Monday 12 July 2010

Shadow Poetry

Imagine a Cornish fishing village, raked up even more impossibly steeply on its hillside, the grey and white houses dipped in Mediaeval red dye and pushed together so tightly that there is little more than a shoulder's width between one side of the street and the other. Then picture the entire arrangement teetering down to a tiny quayside and the blue-green water of the Mediterranean.

This is Tellaro on the Bay of Poets, where Byron swam and Shelley drowned.


Every year, when I'm teaching at Studio Paradiso, near Fivizzano in the Lunigiana, we bring a group of artists here to sketch and paint. The colours are mesmerising. On a sunny day, the red walls bounce the light around so much that when you escape from their labyrinthine twists and turns and arrive at last upon the quayside, the sea looks even greener.  You get the strong impression that Sixteenth century Italians knew all there was to know about simultaneous contrast.

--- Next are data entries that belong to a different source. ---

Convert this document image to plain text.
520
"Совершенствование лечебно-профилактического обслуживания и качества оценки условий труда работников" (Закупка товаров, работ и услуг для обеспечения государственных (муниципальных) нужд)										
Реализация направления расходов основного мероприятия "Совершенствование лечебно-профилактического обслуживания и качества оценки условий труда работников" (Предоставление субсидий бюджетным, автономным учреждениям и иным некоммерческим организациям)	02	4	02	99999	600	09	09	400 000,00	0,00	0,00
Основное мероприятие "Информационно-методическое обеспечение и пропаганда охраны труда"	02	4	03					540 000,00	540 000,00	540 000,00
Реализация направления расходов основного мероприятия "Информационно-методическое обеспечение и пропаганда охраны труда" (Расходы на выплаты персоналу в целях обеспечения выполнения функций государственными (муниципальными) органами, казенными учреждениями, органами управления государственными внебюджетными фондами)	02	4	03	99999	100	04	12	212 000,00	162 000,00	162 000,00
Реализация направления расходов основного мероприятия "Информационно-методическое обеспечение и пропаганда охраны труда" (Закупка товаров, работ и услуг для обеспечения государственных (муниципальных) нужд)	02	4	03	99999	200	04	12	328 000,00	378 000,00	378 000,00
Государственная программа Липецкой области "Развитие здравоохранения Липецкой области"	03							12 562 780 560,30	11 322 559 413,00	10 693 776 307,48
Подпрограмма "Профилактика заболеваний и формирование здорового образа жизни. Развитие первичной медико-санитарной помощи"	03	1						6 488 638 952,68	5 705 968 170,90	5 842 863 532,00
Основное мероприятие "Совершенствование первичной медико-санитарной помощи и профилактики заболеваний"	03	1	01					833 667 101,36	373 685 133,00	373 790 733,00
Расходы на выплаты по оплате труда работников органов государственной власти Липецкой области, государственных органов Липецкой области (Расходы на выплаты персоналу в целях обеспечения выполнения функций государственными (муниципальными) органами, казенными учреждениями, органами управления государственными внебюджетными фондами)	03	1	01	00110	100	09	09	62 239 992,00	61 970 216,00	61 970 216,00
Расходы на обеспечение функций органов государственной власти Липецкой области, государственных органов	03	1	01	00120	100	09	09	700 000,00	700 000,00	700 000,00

The quayside is too tiny for all but the smallest rowing boats but there's room for a few sunbathers. The Italians lie upon the rocks, sweltering and evincing a certain reluctance to go anywhere near the water. There are sea urchins lurking there, as I found out to my cost.




But my appointment with the sea urchins has to come later. My students are all settled on the quayside, getting to grips with Tellaro's tricky perspectives and I have to find something to paint.




But it's hot and the sun is relentless. It looks like my choice of painting is to be dictated by something far more pressing than aesthetics: shelter. There's also that constant nagging I give myself when I'm on a painting trip, to do something pedagogical.



The spot I choose is shady enough and the parapet makes a useful workbench. I have visions, however, of my No.12 sable rolling over the edge into the drink. My painting is going to be suitably pedagogic, too. You can see that I've underpainted it in dilute bistre ink. Bistre is an old colour originally derived from boiling soot. This new version is a pleasingly transparent, reddish brown and as it's waterproof, it won't lift when I put colour over it; not that there will be much colour in my painting. Tellaro is a colourful place, I know, but those steep streets and mediaeval high-rises cast wonderful shadows. And it's the drama of light and shade that I want to depict.




The dilute bistre granulates nicely, giving me natural-looking textures and the details are ticked in with a dip pen. Schmincke Translucent Orange on the steps, Cerulean in the sky. I manage to leave just enough white paper around the tops of those buildings to make the whole thing look hot and back-lit.